There she is, waiting below: Veronica. It’s been nearly three months since I saw her at the funeral. She spots me coming down the airport escalator, her shoulders scrunched up in giddiness. Sun-soaked hair, freckled doll face, and that stretched smile that reveals only her top teeth. Anticipating my touchdown, she lets out a puppylike yelp and then launches herself at me. I hug her for what feels like days.
Pulling away, she reaches for my face. “I love the beard.”
“Mom hates it.”
“Of course she does.”
We exit the terminal and cross the street to the parking lot. Two beeps unlock the doors of a black BMW. “Is this your car?” I ask.
“Nope. I don’t have a car.”
We both get in. The leather seats are oven warm.
“Is it Tim’s?” I ask.
“Tim and I broke up months ago,” Veronica says casually. And then, seeing my confusion, “I told you that.”
“When?”
She reaches her arm back and reverses the car. “When I was in L.A. You had bigger things on your mind, obviously.”
“I had no idea. I’m sorry to hear it.”
“It’s fine. Just wasn’t meant to be.”
That overused phrase echoes in my brain as Veronica maneuvers out of the lot and merges onto a main road. With the windows down, her hair whips wildly, but it doesn’t bother her one bit. Meanwhile, over in the passenger seat, I’m so lightheaded with possibilities I feel I might just blow away.
In less than ten minutes we’ve conquered the island, from New Town to Old. Veronica parks along the water. “It’s about to rain,” she says and then wanders into a building to return the keys to the car’s owner. It belongs to someone named Larry, a man who Veronica swears is just a friend.
I walk to the edge of the pier and look across the Atlantic. Somewhere out there is Cuba. Closer than Miami, according to Veronica.

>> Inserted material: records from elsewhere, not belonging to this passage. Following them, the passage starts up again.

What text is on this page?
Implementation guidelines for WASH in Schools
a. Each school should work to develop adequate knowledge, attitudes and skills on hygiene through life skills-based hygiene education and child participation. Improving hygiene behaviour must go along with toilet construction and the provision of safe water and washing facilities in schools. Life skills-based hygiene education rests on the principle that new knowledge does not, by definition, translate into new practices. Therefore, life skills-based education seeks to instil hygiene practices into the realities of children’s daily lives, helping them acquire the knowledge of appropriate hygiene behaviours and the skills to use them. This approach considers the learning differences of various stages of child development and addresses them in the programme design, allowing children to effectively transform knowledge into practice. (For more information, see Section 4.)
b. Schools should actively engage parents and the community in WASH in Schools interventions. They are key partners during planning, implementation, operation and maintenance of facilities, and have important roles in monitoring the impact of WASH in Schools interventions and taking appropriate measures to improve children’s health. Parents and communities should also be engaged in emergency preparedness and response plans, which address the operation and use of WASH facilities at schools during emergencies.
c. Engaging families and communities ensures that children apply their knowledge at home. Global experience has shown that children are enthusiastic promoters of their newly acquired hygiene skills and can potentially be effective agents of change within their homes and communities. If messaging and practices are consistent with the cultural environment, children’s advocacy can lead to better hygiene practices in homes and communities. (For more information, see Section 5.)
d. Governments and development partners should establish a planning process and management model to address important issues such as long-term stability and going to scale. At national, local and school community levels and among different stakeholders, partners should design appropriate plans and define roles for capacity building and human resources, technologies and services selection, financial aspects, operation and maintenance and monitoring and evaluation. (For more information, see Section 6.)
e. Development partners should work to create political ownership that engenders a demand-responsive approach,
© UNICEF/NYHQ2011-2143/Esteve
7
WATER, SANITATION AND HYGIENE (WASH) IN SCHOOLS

I feel a raindrop on my nose, then another. In mere seconds, it comes down in clumps. I take cover under an awning and drop my luggage on dry ground.
A family rushes into the building behind me. I’m standing in front of an aquarium. My parents took me to zoos and aquariums as a kid. This was before Veronica was born. I always forget these neutral memories. I tend to remember only the great highs and deep lows.
I press my face to the window and watch the family at the ticket counter. It’s a man and woman with two boys. The smaller boy reaches for his brother’s hand, but the brother wriggles away. The smaller boy then grabs for his mother’s hand and she takes it blindly.
My breath is fogging up the window. The storm has already passed. The sun is shining. Veronica returns. “You’re soaked,” she says, laughing. “I tried to warn you.”
“It happened so fast.”
“Yeah. It’s the season.”
We walk down Whitehead Street, a semi-busy thoroughfare with pedicabs, tourists, and street stands. Quaint homes slumber behind short white walls and tropical cover. Birds sing out from tree limbs as if paid by the town to set the mood. I wonder what it means that my sister has chosen to live in a place that feels like a permanent vacation. Then again, some people say the same thing about Los Angeles.
“What would you like to do?” Veronica says, playing with the charm at the end of her long necklace. “You hungry? You feel like going to the beach? Whatever you want.”
“Whatever you want.”
“Let’s drop your stuff off. I’ll show you my place and we’ll take it from there.”
Suddenly she’s on my back. With my heavy bag in hand, I almost topple over. “I’m so happy you’re here,” she says, her legs dangling off me.
“Me too,” I say, trying to stay on my feet.
I’m hunched over, but I’ve got her good enough. We don’t have much farther to go.
Veronica shows me around her small apartment. The furniture seems like it came with the place, wicker chairs and matching glass end tables. She’s always been a no-frills girl, a bit tomboyish, more about practicality than appearance.
But she’s added a few personal touches. A potted snake plant by the window. A sign on the wall that reads IT’S ONLY YOUR LIFE. Photos of people I know and don’t know. In one photo, my father is holding Veronica in the crook of his arm, barely feeling the weight of her.
“The couch folds out,” Veronica says. “I don’t mind sleeping there if you’d rather have the bed.”
“No, this is perfect.”
I can’t look away from my father, Alex Deifendorf, with the newborn baby pressed against him. He was about the same age I am now.
“Let me show you upstairs,” Veronica says, guiding me up a tight spiral staircase to a loft. I immediately recognize the print on her bedroom wall.
“Thanks for sending that, by the way,” she says. “I love her.”
It’s Mara’s surfer girl. When I bought the print from Mara at the fair and sent it here to my sister, I didn’t realize that it was going from one mother candidate to another. Sydney would recognize the magic in that. I think, for once, I have to do the same.